Nach einem mehrjährigen Reallohnschwund und angesichts einer überaus sturen Gegenseite legen Mitglieder der Dienstleistungsgewerkschaft ver.di zuhauf die Arbeit nieder – und gehen auf die Straße. Auch in der Region.
Es wird der dritte Streiktag in der laufenden Tarifauseinandersetzung des öffentlichen Diensts: Nach zwei Arbeitsniederlegungen während der letzten Wochen werden auch morgen in Konstanz keine Stadtbusse fahren, keine Fähren nach Meersburg ablegen – und in Singen bleibt das Bürgerzentrum der Stadtverwaltung zu.
Im Busverkehr beginnt der Ausstand am Dienstagmorgen um 3:45 Uhr und dauert 24 Stunden lang; der Fährverkehr ist etwas länger betroffen (von 4:35 Uhr bis 5:05 Uhr am Mittwochmorgen). Wie sehr die Entsorgungsbetriebe der Stadt Konstanz betroffen sind, ist derzeit unklar – bei letzten Streiktag funktionierte die Müllabfuhr weitgehend.

Im Unterschied zu den bisherigen Streiktagen am 13. und am 21. Februar – als sich die Busfahrer:innen an einer Demo in Freiburg beteiligten beziehungsweise sich nur kurz vor dem Depot der Stadtwerke versammelten – werden sich die kämpfenden Kolleg:innen diesmal öffentlich bei einer Demo und einer Kundgebung auf der Marktstätte zeigen.
Jahrelange Nullrunde?
Dass die Entschlossenheit der Beschäftigten zunimmt, hat vor allem mit der bemerkenswerten Ignoranz der politischen Vertreter:innen von Bund und Gemeinden zu tun. Denn in den bisherigen zwei Verhandlungsrunden haben weder die Bundesregierung noch die Vereinigung der kommunalen Arbeitgeberverbände (VKA) den ingesamt rund 2,6 Millionen Beschäftigten in den Gemeinden und den 132.000 Lohnabhängigen des Bunds ein Angebot unterbreitet. Beide Verhandlungsführerinnen – Innenministerin Nancy Faeser und die Gelsenkirchner Oberbürgermeisterin Karin Welge, beide SPD – lehnten bislang eine Offerte ab. Nach ihren Vorstellungen soll die Nullrunde mit massiven Reallohnverlusten jahrelang dauern.
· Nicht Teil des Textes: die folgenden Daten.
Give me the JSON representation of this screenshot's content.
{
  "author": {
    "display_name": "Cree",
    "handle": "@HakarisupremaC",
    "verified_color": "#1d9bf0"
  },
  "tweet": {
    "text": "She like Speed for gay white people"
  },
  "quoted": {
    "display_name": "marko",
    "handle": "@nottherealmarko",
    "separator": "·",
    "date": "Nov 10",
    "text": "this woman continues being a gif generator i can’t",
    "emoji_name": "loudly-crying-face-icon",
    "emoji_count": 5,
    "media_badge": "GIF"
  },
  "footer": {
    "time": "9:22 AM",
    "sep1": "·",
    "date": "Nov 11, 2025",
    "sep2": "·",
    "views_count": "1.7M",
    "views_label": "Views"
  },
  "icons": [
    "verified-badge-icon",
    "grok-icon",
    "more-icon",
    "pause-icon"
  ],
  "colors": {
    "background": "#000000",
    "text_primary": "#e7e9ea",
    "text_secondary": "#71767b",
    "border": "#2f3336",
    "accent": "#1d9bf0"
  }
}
Dabei sind die ver.di-Forderungen nicht atemberaubend hoch, sondern – auf lange Sicht – unumgänglich, wenn der öffentliche Dienst weiterhin funktionieren soll. Die Gewerkschaft verlangt eine Lohn- und Gehaltssteigerung um acht Prozent, mindestens aber 350 Euro im Monat; außerdem eine Anhebung der Zuschläge für belastende Schichten, etwa für das Arbeiten in Wechselschicht, nachts oder an Sonn- und Feiertagen.

Im Forderungskatalog stehen zudem drei zusätzliche freie Tage sowie Maßnahmen für mehr Zeitsouveränität. Dies hat auch mit den schwierigen Arbeitsbedingungen und oft unattraktiven Arbeitszeiten der Beschäftigten in sozialen Berufen zu tun. Neben den zumeist geringen Löhnen gehören Schichtdienst und Wochenendarbeit zu den Gründen für den eklatanten Personalmangel beispielsweise im Pflegebereich. Einer ver.di-Arbeitszeitbefragung zufolge fühlen sich knapp 80 Prozent der Pfleger:innen in hohem oder sehr hohen Maße durch unbesetzte Stellen belastet. Bei den Kita-Beschäftigten sind es über 78 Prozent.
Branchenstreiktage Gesundheit und Bodenpersonal
Laut einer Schätzung des Deutschen Beamtenbunds, der sich in der aktuellen Tarifrunde ebenfalls für bessere Bedingungen stark macht, ist der Personalmangel im öffentlichen Dienst „auf Rekordhoch“; ingesamt fehlen über 570.000 Arbeitskräfte. Und das wird noch zunehmen: Im sozialen und Pflegebereich gehen über vier Fünftel der Beschäftigten davon aus, das sie nicht ohne gesundheitliche Einschränkungen das Rentenalter erreichen werden.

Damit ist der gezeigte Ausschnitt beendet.